Practical Applications
Immediate Applications
Below are concrete, deployable uses that leverage the paper’s benchmarks (ManyIFEval, StyleMBPP), findings (performance degrades with instruction count; reasoning helps), and estimation methods (logistic regression with small-sample evaluation).
- Industry – Software Engineering
- CI/CD “style + instruction” gate for LLM codegen: Add a StyleMBPP-inspired check to CI that verifies both unit tests and style constraints (indentation, docstrings, line length, license header) on any LLM-generated patches before merge. Tools: a “StyleMBPP plugin” for GitHub Actions/GitLab CI that runs Pylint-style rules plus task tests. Assumptions: style rules are programmatically checkable; target languages have linters; instructions are non-conflicting.
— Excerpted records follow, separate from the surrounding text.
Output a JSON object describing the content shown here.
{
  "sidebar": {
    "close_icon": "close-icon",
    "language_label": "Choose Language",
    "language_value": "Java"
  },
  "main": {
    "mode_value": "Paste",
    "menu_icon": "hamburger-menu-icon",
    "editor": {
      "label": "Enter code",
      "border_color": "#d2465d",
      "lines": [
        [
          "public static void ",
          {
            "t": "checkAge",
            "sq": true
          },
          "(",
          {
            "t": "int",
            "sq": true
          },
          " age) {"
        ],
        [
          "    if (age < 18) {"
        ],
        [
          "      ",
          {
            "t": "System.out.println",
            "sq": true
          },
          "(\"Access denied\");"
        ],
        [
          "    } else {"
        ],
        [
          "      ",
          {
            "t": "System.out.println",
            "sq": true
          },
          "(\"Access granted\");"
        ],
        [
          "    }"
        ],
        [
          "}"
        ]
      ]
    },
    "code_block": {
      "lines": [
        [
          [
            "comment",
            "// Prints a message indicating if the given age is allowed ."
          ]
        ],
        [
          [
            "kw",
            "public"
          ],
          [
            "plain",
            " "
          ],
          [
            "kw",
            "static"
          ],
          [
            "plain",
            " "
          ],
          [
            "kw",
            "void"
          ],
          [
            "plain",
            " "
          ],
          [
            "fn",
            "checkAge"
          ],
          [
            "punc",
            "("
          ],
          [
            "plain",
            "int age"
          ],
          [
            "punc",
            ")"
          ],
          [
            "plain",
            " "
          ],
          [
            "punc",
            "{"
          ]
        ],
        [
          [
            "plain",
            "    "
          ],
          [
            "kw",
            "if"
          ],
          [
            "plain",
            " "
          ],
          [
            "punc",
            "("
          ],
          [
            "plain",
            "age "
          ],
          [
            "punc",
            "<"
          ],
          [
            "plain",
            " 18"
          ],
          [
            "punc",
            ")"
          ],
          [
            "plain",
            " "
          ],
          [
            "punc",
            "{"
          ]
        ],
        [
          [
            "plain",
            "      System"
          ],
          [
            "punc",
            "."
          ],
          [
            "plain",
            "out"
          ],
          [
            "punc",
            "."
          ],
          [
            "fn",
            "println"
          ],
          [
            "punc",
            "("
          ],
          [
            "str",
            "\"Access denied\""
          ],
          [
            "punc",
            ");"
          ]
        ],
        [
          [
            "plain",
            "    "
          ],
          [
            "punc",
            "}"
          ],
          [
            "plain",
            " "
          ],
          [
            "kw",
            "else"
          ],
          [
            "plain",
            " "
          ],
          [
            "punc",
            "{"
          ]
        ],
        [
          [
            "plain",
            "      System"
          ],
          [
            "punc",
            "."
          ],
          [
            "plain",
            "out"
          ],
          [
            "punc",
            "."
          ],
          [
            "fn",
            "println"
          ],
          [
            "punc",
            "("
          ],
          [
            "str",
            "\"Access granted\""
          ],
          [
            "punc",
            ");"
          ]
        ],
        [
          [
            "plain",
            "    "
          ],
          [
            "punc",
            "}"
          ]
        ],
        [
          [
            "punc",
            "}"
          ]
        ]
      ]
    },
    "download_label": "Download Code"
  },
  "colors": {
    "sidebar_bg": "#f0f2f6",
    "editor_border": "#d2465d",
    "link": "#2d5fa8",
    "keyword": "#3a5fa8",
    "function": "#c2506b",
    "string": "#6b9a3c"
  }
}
- Prompt linter for engineering teams: A preflight check that scores a prompt’s “instruction complexity” and predicts prompt-level success probability using the paper’s logistic regression approach. It flags risky instruction counts and suggests simplifications or step-wise decomposition. Tools: IDE extension (VS Code/JetBrains), Slack/ChatOps bot. Assumptions: model-specific curves must be fit once with 300–500 examples per model and periodically refreshed.
- Model routing by instruction count: Automatically route high-instruction prompts to a “reasoning” model or enable higher reasoning effort, while using a faster model for low-instruction prompts. Workflow: infer instruction count → look up predicted success → choose model/inference settings. Assumptions: access to multiple models; curves are model-specific; privacy/compliance constraints allow routing.
- Industry – Content Operations and Marketing
- Template design with instruction budgets: Standardize prompt templates (e.g., summaries, blogs, product descriptions) with a cap on simultaneous instructions (bulleting, tone, length, keyword inclusion), or split constraints across sequential calls to increase reliability. Tools: CMS-integrated prompt templates with embedded “ManyIFEval curve” thresholds. Assumptions: constraints can be decomposed across steps without losing context or fidelity.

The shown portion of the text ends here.